The University of California, San Francisco (UCSF) initiated a clinical trial to evaluate the antihistamine clemastine fumarate, manufactured by Novartis as Tavist, for its efficacy in treating multiple sclerosis patients. The laboratory of Dr. Jonah Chan, a professor of neurology at UCSF, used a high-throughput method to identify Tavist and seven other Food and Drug Administration-approved medicines as potentially efficacious for multiple sclerosis therapy.
“A major unmet need in the development of therapeutics for repair in multiple sclerosis has been the ability to screen compounds in a high-throughput manner,” said Dr. Chan in a news report. Along with lead author Feng Mei and collaborators from UCSF, Third Military Medical University in China, University of Cambridge, and Trianja Technologies in Texas, Dr. Chan published the team’s research in Nature.
As described in the paper, the research team screened 1,000 bioactive molecules in a unique platform called “binary indicant for myelination using micropillars arrays.” Among the molecules, eight had a positive effect on oligodendrocyte precursor cell (the myelinating cells of the brain) differentiation and remyelination. All eight worked through muscarinic receptors on oligodendrocyte precursors, but of the molecules tested, clemastine was the most potent.

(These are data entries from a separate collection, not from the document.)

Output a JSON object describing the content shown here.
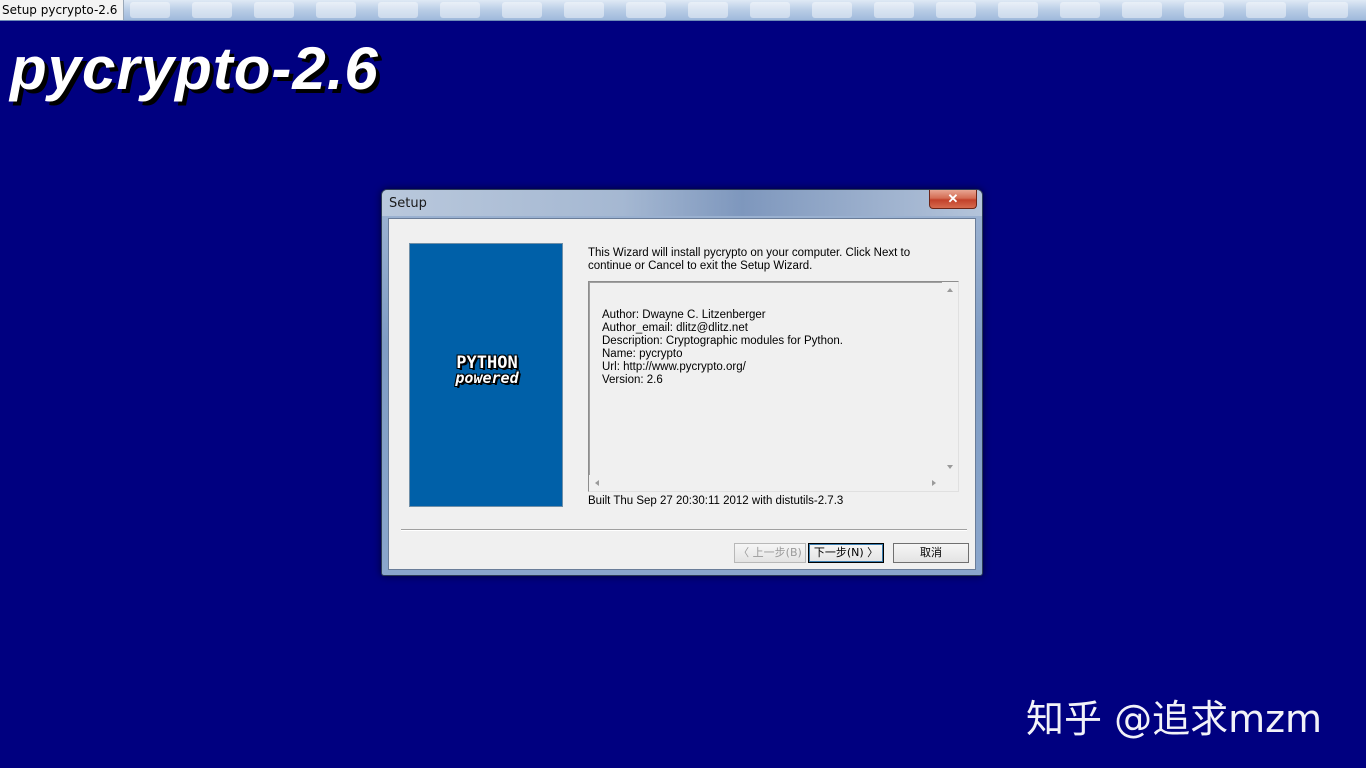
{
  "taskbar": {
    "title": "Setup pycrypto-2.6"
  },
  "installer": {
    "big_title": "pycrypto-2.6"
  },
  "dialog": {
    "title": "Setup",
    "close_symbol": "✕",
    "banner": {
      "logo_line1": "PYTHON",
      "logo_line2": "powered"
    },
    "intro_text": "This Wizard will install pycrypto on your computer. Click Next to continue or Cancel to exit the Setup Wizard.",
    "info_lines": [
      "Author: Dwayne C. Litzenberger",
      "Author_email: dlitz@dlitz.net",
      "Description: Cryptographic modules for Python.",
      "Name: pycrypto",
      "Url: http://www.pycrypto.org/",
      "Version: 2.6"
    ],
    "built_text": "Built Thu Sep 27 20:30:11 2012 with distutils-2.7.3",
    "buttons": {
      "back": "〈 上一步(B)",
      "next": "下一步(N) 〉",
      "cancel": "取消"
    }
  },
  "watermark": "知乎 @追求mzm",
  "colors": {
    "desktop_background": "#000080",
    "banner_background": "#0060a8"
  }
}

After identifying the effects of clemastine on in vitro oligodendrocytes, the team moved on to in vivo studies to treat mice with spinal cord lesions. Just as in multiple sclerosis myelin is damaged, so to in spinal cord injuries is myelin damaged. Clemastine had a remyelinating effect on mice treated with the compound.
To see how clemastine affects multiple sclerosis patients and determine dosing requirements, clinical trials have been initiated, and the current Phase 2 trial is still enrolling patients. Researchers are primarily interested in the effects of clemastine on vision, but tolerability and disability changes are outcome measures, as well.
Outcome measures will be assessed at three and five months after taking a baseline at the beginning of treatment. Fifty patients will be treated for a total of five months in the crossover study. For the first three months, patients will receive either a 4 mg Tavist (clemastine fumarate) tablet or placebo twice daily, and for the following two months, patients will receive the alternate treatment (placebo or Tavist).
In addition to the clinical trial, a company focused on regrowing myelin has started on the basis of Dr. Chan’s high-throughput method. Roche, which is the parent company of Genetech, and Versant Ventures, a Menlo Park-based venture capital firm, formed Inception 5 one month ago. Inception 5 is among a number of companies who have begun to focus on remyelination rather than only soothing inflammation and stopping myelin erosion.
Dr. Chan’s research was backed by donations to UCSF’s MS Research Group, UCSF’s Clinical and Translational Science Institute, and the National Multiple Sclerosis Society. Although the study shows promise for Tavist as a multiple sclerosis treatment, it is only approved as an antihistamine, and multiple sclerosis patients are urged not to self-medicate with Tavist because its effects are unknown for multiple sclerosis.